No es lo mismo jugar al fútbol entrenando junto a tus compañeros un tiempo -el Mundial- que hacerlo en forma suelta como un favorcito que se le intenta hacer a la Selección entre los trabajos anuales de cada uno: las Eliminatorias.
No es lo mismo buscar la independencia y libertad personal en cada acto que se emprende diariamente, que pedirle a un gobierno que se encargue de administrar la voluntad de una masa que no se acepta como legítima en los estratos de poder español.
Siento que los problemas actuales se deben, en gran medida, a la distorsión que hay por parte de las organizaciones e instituciones al darse más importancia que los individuos a los que representan. Porque toda administración social, sea gubernamental, privada o pública, política o cultural, no debería perderse de vista que se constituye para facilitarle la vida, o representar, a las personas que la componen. Y no al revés. Que es lo que ocurre cuando se le da más poder del que le corresponde a una Asociación de fútbol argentino, o a un partido o líder político que accede al gobierno por la voluntad popular legitimada, en el mejor de los casos.

El poder debe reestablecerse a la gente. Empoderar al ciudadano. Y eso ocurre al ver las calles de Barcelona asediadas de gente pacífica en reclamo de lo que creen les pertenece. Los golpes de cacerolas evocan aquel 2001 donde se retomó el sistema de estruendo culinario en mi país porque al sistema bancario se le ocurrió no darle plena confianza al usuario que le da entidad.

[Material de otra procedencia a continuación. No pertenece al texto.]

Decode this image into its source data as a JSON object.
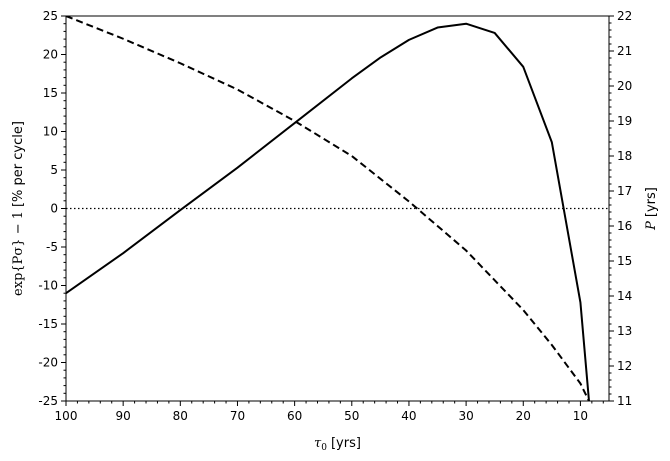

Las cacerolas se oyen cada 10 de la noche aquí en Barcelona, desde hace varios días, en reclamo por el reestablecimiento de los derechos civiles, sociales e incluso humanos, de los ciudadanos a manifestarse en paz y a pedir que una ley que no contiene a dos millones de catalanes sea modificada. No parece razón suficiente para liberar una guerra civil. ¿O sí?

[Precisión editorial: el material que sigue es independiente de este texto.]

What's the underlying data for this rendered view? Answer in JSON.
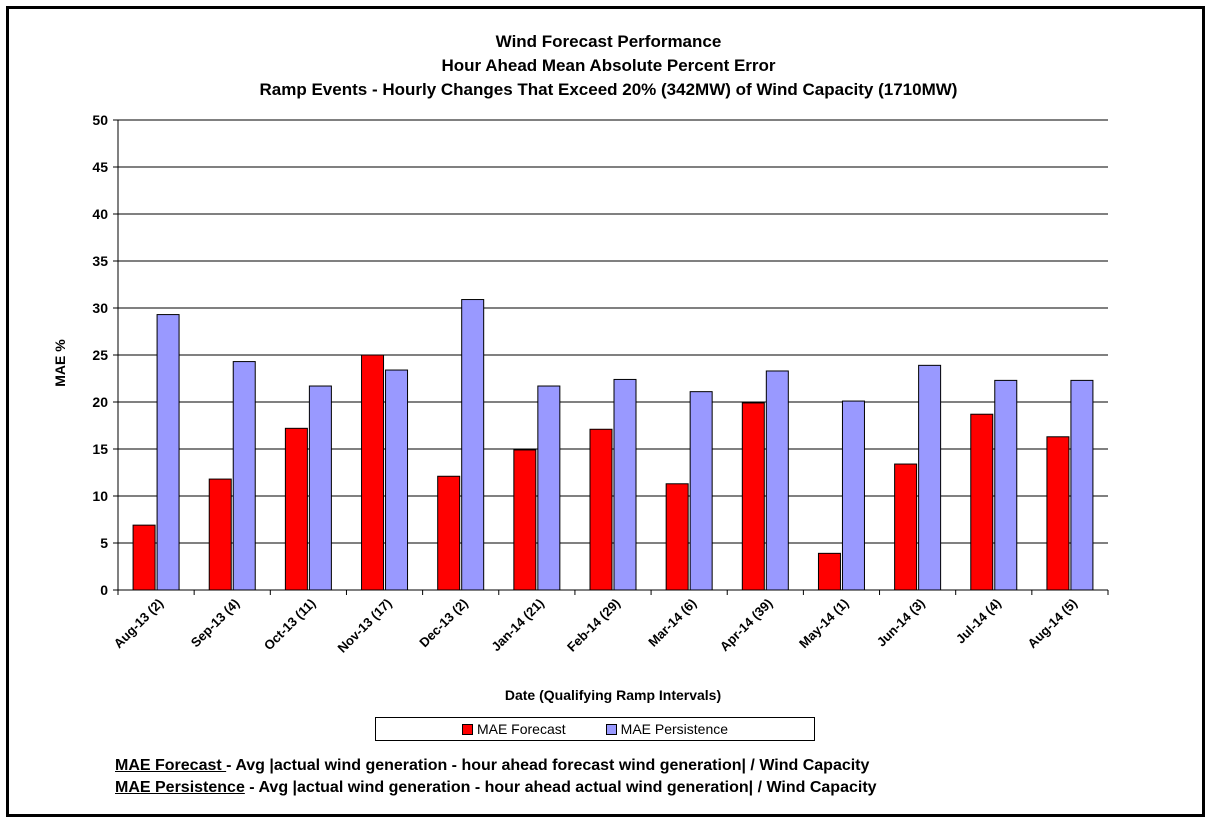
{
  "chart_data": {
    "type": "bar",
    "title_lines": [
      "Wind Forecast Performance",
      "Hour Ahead Mean Absolute Percent Error",
      "Ramp Events - Hourly Changes That Exceed 20% (342MW) of Wind Capacity (1710MW)"
    ],
    "xlabel": "Date (Qualifying Ramp Intervals)",
    "ylabel": "MAE %",
    "ylim": [
      0,
      50
    ],
    "yticks": [
      0,
      5,
      10,
      15,
      20,
      25,
      30,
      35,
      40,
      45,
      50
    ],
    "grid": true,
    "legend_position": "bottom",
    "categories": [
      "Aug-13 (2)",
      "Sep-13 (4)",
      "Oct-13 (11)",
      "Nov-13 (17)",
      "Dec-13 (2)",
      "Jan-14 (21)",
      "Feb-14 (29)",
      "Mar-14 (6)",
      "Apr-14 (39)",
      "May-14 (1)",
      "Jun-14 (3)",
      "Jul-14 (4)",
      "Aug-14 (5)"
    ],
    "series": [
      {
        "name": "MAE Forecast",
        "color": "#ff0000",
        "values": [
          6.9,
          11.8,
          17.2,
          25.0,
          12.1,
          14.9,
          17.1,
          11.3,
          19.9,
          3.9,
          13.4,
          18.7,
          16.3
        ]
      },
      {
        "name": "MAE Persistence",
        "color": "#9999ff",
        "values": [
          29.3,
          24.3,
          21.7,
          23.4,
          30.9,
          21.7,
          22.4,
          21.1,
          23.3,
          20.1,
          23.9,
          22.3,
          22.3
        ]
      }
    ]
  },
  "notes": [
    {
      "term": "MAE Forecast ",
      "text": "- Avg |actual wind generation - hour ahead forecast wind generation| / Wind Capacity"
    },
    {
      "term": "MAE Persistence",
      "text": " - Avg |actual wind generation - hour ahead actual wind generation| / Wind Capacity"
    }
  ]
}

Cuarenta millones de desaforados que se creen directores técnicos abogan por la conquista de las alturas ecuatorianas que aseguren que, mínimamente, se jugará un partido repechaje con Nueva Zelanda para entrar al Mundial que ya es nuestro, aunque aún no estemos en él. Porque tenemos al mejor del mundo, papá, me resuena con la voz del taxista ocasional que te puedas cruzar en cualquier esquina porteña. Lo que pasa que los otros 10 son unos perros... Sí, todos son malos y uno es el único que se sabe la posta, la precisa. Tan argento.

El 10, a las 10, del día, o la noche, todo será distinto. Algo habrá pasado. Como siempre. Y algo nuevo quedará por pasar. Que no nos coma la ansiedad. La victoria es un plato que se come lento. Y frío. Es un buffet froit. Un vermut. Mamut. La pelota siempre al 10. Good show. El futuro llegó hace rato. Y otros cuentos que nos llegan por boca de jarro. La noche del 10 vemos.